11/12/2024 | Press release | Archived content
Home» MedPAC to Analyze MA Network Adequacy, including PAC Access
In a move that acknowledges concerns LeadingAge and other providers have raised in recent years, the Medicare Payment Advisory Commission (MedPAC) initiated work on Medicare Advantage (MA) plan provider networks at its November 8 meeting.
Fleshing out the goals for the research and analysis staff will undertake on this topic, Commissioner Chair Dr. Michael Chernew summarized that "Right now, we are just trying to understand if there is a problem and what it is," and what are beneficiaries' experience with these provider networks related to access and quality.
He admitted there appears to be a problem as several commissioners expressed concerns about both the accuracy of provider directories and the mid-year network changes that place undue burden on beneficiaries as they either hunt for a new provider to continue their treatments/care or incur bills for the full cost of care to maintain a current provider that is now out-of-network.
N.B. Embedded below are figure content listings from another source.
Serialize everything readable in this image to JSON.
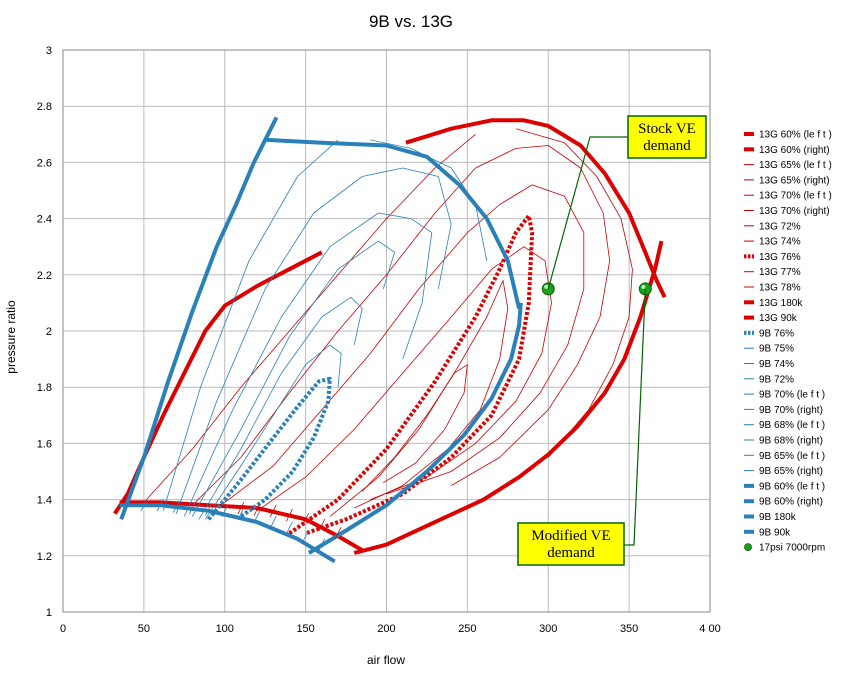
{
  "chart_data": {
    "type": "line",
    "title": "9B vs. 13G",
    "xlabel": "air flow",
    "ylabel": "pressure ratio",
    "xlim": [
      0,
      400
    ],
    "ylim": [
      1,
      3
    ],
    "x_ticks": [
      "0",
      "50",
      "100",
      "150",
      "200",
      "250",
      "300",
      "350",
      "4 00"
    ],
    "y_ticks": [
      "1",
      "1.2",
      "1.4",
      "1.6",
      "1.8",
      "2",
      "2.2",
      "2.4",
      "2.6",
      "2.8",
      "3"
    ],
    "grid": true,
    "legend_position": "right",
    "colors": {
      "red": "#dd0000",
      "blue": "#2a80b9",
      "green": "#1aa01a",
      "callout_fill": "#ffff00",
      "callout_border": "#006600",
      "grid": "#bbbbbb"
    },
    "series": [
      {
        "name": "13G 60% (le f t )",
        "color": "#dd0000",
        "style": "thick",
        "points": [
          [
            32,
            1.35
          ],
          [
            40,
            1.42
          ],
          [
            50,
            1.55
          ],
          [
            62,
            1.7
          ],
          [
            75,
            1.85
          ],
          [
            88,
            2.0
          ],
          [
            100,
            2.09
          ],
          [
            120,
            2.16
          ],
          [
            140,
            2.22
          ],
          [
            160,
            2.28
          ]
        ]
      },
      {
        "name": "13G 60% (right)",
        "color": "#dd0000",
        "style": "thick",
        "points": [
          [
            212,
            2.67
          ],
          [
            240,
            2.72
          ],
          [
            265,
            2.75
          ],
          [
            285,
            2.75
          ],
          [
            300,
            2.73
          ],
          [
            320,
            2.66
          ],
          [
            335,
            2.56
          ],
          [
            350,
            2.42
          ],
          [
            360,
            2.28
          ],
          [
            367,
            2.18
          ],
          [
            372,
            2.12
          ]
        ]
      },
      {
        "name": "13G 65% (le f t )",
        "color": "#cc0000",
        "style": "thin",
        "points": [
          [
            50,
            1.39
          ],
          [
            80,
            1.58
          ],
          [
            110,
            1.8
          ],
          [
            140,
            2.0
          ],
          [
            170,
            2.2
          ],
          [
            200,
            2.4
          ],
          [
            230,
            2.58
          ],
          [
            255,
            2.7
          ]
        ]
      },
      {
        "name": "13G 65% (right)",
        "color": "#cc0000",
        "style": "thin",
        "points": [
          [
            280,
            2.72
          ],
          [
            310,
            2.67
          ],
          [
            330,
            2.55
          ],
          [
            345,
            2.4
          ],
          [
            352,
            2.22
          ],
          [
            350,
            2.05
          ],
          [
            340,
            1.88
          ],
          [
            325,
            1.72
          ],
          [
            300,
            1.55
          ]
        ]
      },
      {
        "name": "13G 70% (le f t )",
        "color": "#cc0000",
        "style": "thin",
        "points": [
          [
            80,
            1.38
          ],
          [
            110,
            1.55
          ],
          [
            140,
            1.78
          ],
          [
            170,
            2.0
          ],
          [
            200,
            2.2
          ],
          [
            230,
            2.42
          ],
          [
            255,
            2.58
          ]
        ]
      },
      {
        "name": "13G 70% (right)",
        "color": "#cc0000",
        "style": "thin",
        "points": [
          [
            255,
            2.58
          ],
          [
            280,
            2.65
          ],
          [
            300,
            2.66
          ],
          [
            320,
            2.58
          ],
          [
            334,
            2.42
          ],
          [
            338,
            2.25
          ],
          [
            332,
            2.05
          ],
          [
            318,
            1.88
          ],
          [
            300,
            1.72
          ],
          [
            270,
            1.55
          ],
          [
            240,
            1.45
          ]
        ]
      },
      {
        "name": "13G 72%",
        "color": "#cc0000",
        "style": "thin",
        "points": [
          [
            100,
            1.39
          ],
          [
            130,
            1.52
          ],
          [
            160,
            1.72
          ],
          [
            190,
            1.92
          ],
          [
            220,
            2.15
          ],
          [
            250,
            2.35
          ],
          [
            270,
            2.45
          ],
          [
            290,
            2.52
          ],
          [
            310,
            2.48
          ],
          [
            322,
            2.35
          ],
          [
            322,
            2.15
          ],
          [
            312,
            1.95
          ],
          [
            295,
            1.78
          ],
          [
            270,
            1.62
          ],
          [
            240,
            1.5
          ],
          [
            200,
            1.42
          ]
        ]
      },
      {
        "name": "13G 74%",
        "color": "#cc0000",
        "style": "thin",
        "points": [
          [
            120,
            1.36
          ],
          [
            150,
            1.48
          ],
          [
            180,
            1.65
          ],
          [
            210,
            1.85
          ],
          [
            240,
            2.05
          ],
          [
            265,
            2.22
          ],
          [
            285,
            2.3
          ],
          [
            298,
            2.25
          ],
          [
            302,
            2.1
          ],
          [
            296,
            1.92
          ],
          [
            280,
            1.75
          ],
          [
            255,
            1.6
          ],
          [
            225,
            1.48
          ],
          [
            190,
            1.4
          ]
        ]
      },
      {
        "name": "13G 76%",
        "color": "#dd0000",
        "style": "dotted",
        "points": [
          [
            140,
            1.28
          ],
          [
            170,
            1.4
          ],
          [
            200,
            1.58
          ],
          [
            230,
            1.82
          ],
          [
            255,
            2.05
          ],
          [
            270,
            2.22
          ],
          [
            280,
            2.35
          ],
          [
            288,
            2.41
          ],
          [
            290,
            2.35
          ],
          [
            288,
            2.1
          ],
          [
            282,
            1.9
          ],
          [
            265,
            1.7
          ],
          [
            240,
            1.55
          ],
          [
            210,
            1.42
          ],
          [
            175,
            1.33
          ],
          [
            150,
            1.28
          ]
        ]
      },
      {
        "name": "13G 77%",
        "color": "#cc0000",
        "style": "thin",
        "points": [
          [
            165,
            1.34
          ],
          [
            195,
            1.48
          ],
          [
            220,
            1.65
          ],
          [
            245,
            1.88
          ],
          [
            262,
            2.05
          ],
          [
            272,
            2.18
          ],
          [
            275,
            2.08
          ],
          [
            270,
            1.9
          ],
          [
            258,
            1.72
          ],
          [
            238,
            1.58
          ],
          [
            210,
            1.45
          ],
          [
            180,
            1.37
          ]
        ]
      },
      {
        "name": "13G 78%",
        "color": "#cc0000",
        "style": "thin",
        "points": [
          [
            185,
            1.43
          ],
          [
            205,
            1.55
          ],
          [
            225,
            1.7
          ],
          [
            242,
            1.85
          ],
          [
            250,
            1.88
          ],
          [
            248,
            1.78
          ],
          [
            236,
            1.65
          ],
          [
            218,
            1.53
          ],
          [
            198,
            1.46
          ]
        ]
      },
      {
        "name": "13G 180k",
        "color": "#dd0000",
        "style": "thick",
        "points": [
          [
            35,
            1.39
          ],
          [
            60,
            1.39
          ],
          [
            90,
            1.38
          ],
          [
            120,
            1.37
          ],
          [
            150,
            1.33
          ],
          [
            170,
            1.27
          ],
          [
            185,
            1.22
          ]
        ]
      },
      {
        "name": "13G 90k",
        "color": "#dd0000",
        "style": "thick",
        "points": [
          [
            180,
            1.21
          ],
          [
            200,
            1.24
          ],
          [
            230,
            1.32
          ],
          [
            260,
            1.4
          ],
          [
            282,
            1.48
          ],
          [
            300,
            1.56
          ],
          [
            318,
            1.66
          ],
          [
            335,
            1.78
          ],
          [
            347,
            1.9
          ],
          [
            357,
            2.05
          ],
          [
            366,
            2.22
          ],
          [
            370,
            2.32
          ]
        ]
      },
      {
        "name": "9B 76%",
        "color": "#2a80b9",
        "style": "dotted",
        "points": [
          [
            90,
            1.33
          ],
          [
            110,
            1.47
          ],
          [
            130,
            1.62
          ],
          [
            145,
            1.73
          ],
          [
            158,
            1.82
          ],
          [
            165,
            1.83
          ],
          [
            164,
            1.75
          ],
          [
            155,
            1.62
          ],
          [
            142,
            1.5
          ],
          [
            125,
            1.4
          ],
          [
            110,
            1.34
          ]
        ]
      },
      {
        "name": "9B 75%",
        "color": "#2a80b9",
        "style": "thin",
        "points": [
          [
            88,
            1.33
          ],
          [
            110,
            1.52
          ],
          [
            130,
            1.7
          ],
          [
            150,
            1.88
          ],
          [
            165,
            1.95
          ],
          [
            172,
            1.92
          ],
          [
            170,
            1.8
          ]
        ]
      },
      {
        "name": "9B 74%",
        "color": "#2a80b9",
        "style": "thin",
        "points": [
          [
            84,
            1.33
          ],
          [
            110,
            1.58
          ],
          [
            135,
            1.85
          ],
          [
            160,
            2.05
          ],
          [
            178,
            2.12
          ],
          [
            185,
            2.08
          ],
          [
            180,
            1.95
          ]
        ]
      },
      {
        "name": "9B 72%",
        "color": "#2a80b9",
        "style": "thin",
        "points": [
          [
            80,
            1.34
          ],
          [
            110,
            1.65
          ],
          [
            140,
            1.98
          ],
          [
            170,
            2.22
          ],
          [
            195,
            2.32
          ],
          [
            205,
            2.28
          ],
          [
            198,
            2.15
          ]
        ]
      },
      {
        "name": "9B 70% (le f t )",
        "color": "#2a80b9",
        "style": "thin",
        "points": [
          [
            75,
            1.34
          ],
          [
            105,
            1.72
          ],
          [
            135,
            2.05
          ],
          [
            165,
            2.3
          ],
          [
            195,
            2.42
          ]
        ]
      },
      {
        "name": "9B 70% (right)",
        "color": "#2a80b9",
        "style": "thin",
        "points": [
          [
            195,
            2.42
          ],
          [
            215,
            2.4
          ],
          [
            228,
            2.35
          ],
          [
            222,
            2.1
          ],
          [
            210,
            1.9
          ]
        ]
      },
      {
        "name": "9B 68% (le f t )",
        "color": "#2a80b9",
        "style": "thin",
        "points": [
          [
            70,
            1.35
          ],
          [
            95,
            1.75
          ],
          [
            125,
            2.15
          ],
          [
            155,
            2.42
          ],
          [
            185,
            2.55
          ]
        ]
      },
      {
        "name": "9B 68% (right)",
        "color": "#2a80b9",
        "style": "thin",
        "points": [
          [
            185,
            2.55
          ],
          [
            210,
            2.58
          ],
          [
            232,
            2.55
          ],
          [
            240,
            2.38
          ],
          [
            232,
            2.15
          ]
        ]
      },
      {
        "name": "9B 65% (le f t )",
        "color": "#2a80b9",
        "style": "thin",
        "points": [
          [
            62,
            1.36
          ],
          [
            85,
            1.8
          ],
          [
            115,
            2.25
          ],
          [
            145,
            2.55
          ],
          [
            170,
            2.68
          ]
        ]
      },
      {
        "name": "9B 65% (right)",
        "color": "#2a80b9",
        "style": "thin",
        "points": [
          [
            190,
            2.68
          ],
          [
            215,
            2.65
          ],
          [
            240,
            2.58
          ],
          [
            255,
            2.45
          ],
          [
            262,
            2.25
          ]
        ]
      },
      {
        "name": "9B 60% (le f t )",
        "color": "#2a80b9",
        "style": "thick",
        "points": [
          [
            36,
            1.33
          ],
          [
            50,
            1.55
          ],
          [
            65,
            1.82
          ],
          [
            80,
            2.07
          ],
          [
            95,
            2.3
          ],
          [
            107,
            2.45
          ],
          [
            118,
            2.6
          ],
          [
            132,
            2.76
          ]
        ]
      },
      {
        "name": "9B 60% (right)",
        "color": "#2a80b9",
        "style": "thick",
        "points": [
          [
            126,
            2.68
          ],
          [
            160,
            2.67
          ],
          [
            200,
            2.66
          ],
          [
            225,
            2.62
          ],
          [
            245,
            2.52
          ],
          [
            262,
            2.4
          ],
          [
            275,
            2.25
          ],
          [
            282,
            2.08
          ]
        ]
      },
      {
        "name": "9B 180k",
        "color": "#2a80b9",
        "style": "thick",
        "points": [
          [
            35,
            1.38
          ],
          [
            60,
            1.38
          ],
          [
            90,
            1.36
          ],
          [
            120,
            1.32
          ],
          [
            145,
            1.26
          ],
          [
            168,
            1.18
          ]
        ]
      },
      {
        "name": "9B 90k",
        "color": "#2a80b9",
        "style": "thick",
        "points": [
          [
            152,
            1.21
          ],
          [
            175,
            1.29
          ],
          [
            200,
            1.38
          ],
          [
            225,
            1.5
          ],
          [
            248,
            1.63
          ],
          [
            265,
            1.76
          ],
          [
            277,
            1.9
          ],
          [
            282,
            2.02
          ],
          [
            283,
            2.1
          ]
        ]
      },
      {
        "name": "17psi 7000rpm",
        "color": "#1aa01a",
        "style": "marker",
        "points": [
          [
            300,
            2.15
          ],
          [
            360,
            2.15
          ]
        ]
      }
    ],
    "speed_ticks": {
      "9B": [
        [
          50,
          1.38
        ],
        [
          60,
          1.38
        ],
        [
          70,
          1.375
        ],
        [
          80,
          1.37
        ],
        [
          90,
          1.365
        ],
        [
          100,
          1.36
        ],
        [
          110,
          1.35
        ],
        [
          120,
          1.34
        ],
        [
          130,
          1.32
        ],
        [
          140,
          1.3
        ],
        [
          150,
          1.27
        ],
        [
          160,
          1.24
        ]
      ],
      "13G": [
        [
          110,
          1.37
        ],
        [
          120,
          1.365
        ],
        [
          130,
          1.36
        ],
        [
          140,
          1.345
        ],
        [
          150,
          1.33
        ],
        [
          160,
          1.31
        ],
        [
          170,
          1.28
        ]
      ]
    },
    "annotations": [
      {
        "text_lines": [
          "Stock VE",
          "demand"
        ],
        "point": [
          300,
          2.15
        ]
      },
      {
        "text_lines": [
          "Modified VE",
          "demand"
        ],
        "point": [
          360,
          2.15
        ]
      }
    ]
  }
}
Commission staff will specifically aim to better understand provider participation in MA networks, which providers enrollees are using, and the impact of MA network adequacy standards on enrollees' ability to access to care. Additionally, in a new-for-MedPAC topic area, staff intend to compare data to identify provider participation trends and patterns in MA and Medicare fee-for-service (FFS), including provider and plan characteristics, changes in provider participation year-over-year, and the quality delivered by these networks.
Commissioners sought additional granularity in the work ahead including asking staff to look at access to care and network adequacy by provider types specifically calling out a need to examine post-acute care (PAC) access and quality within MA networks.
LeadingAge will continue to track this work and provide input on member concerns related to quality skilled nursing facilities and home health agencies being left out of networks because plans have said they are too small, and the administrative burden of credentialing requirements. We are pleased the Commission agrees that this is important and necessary work.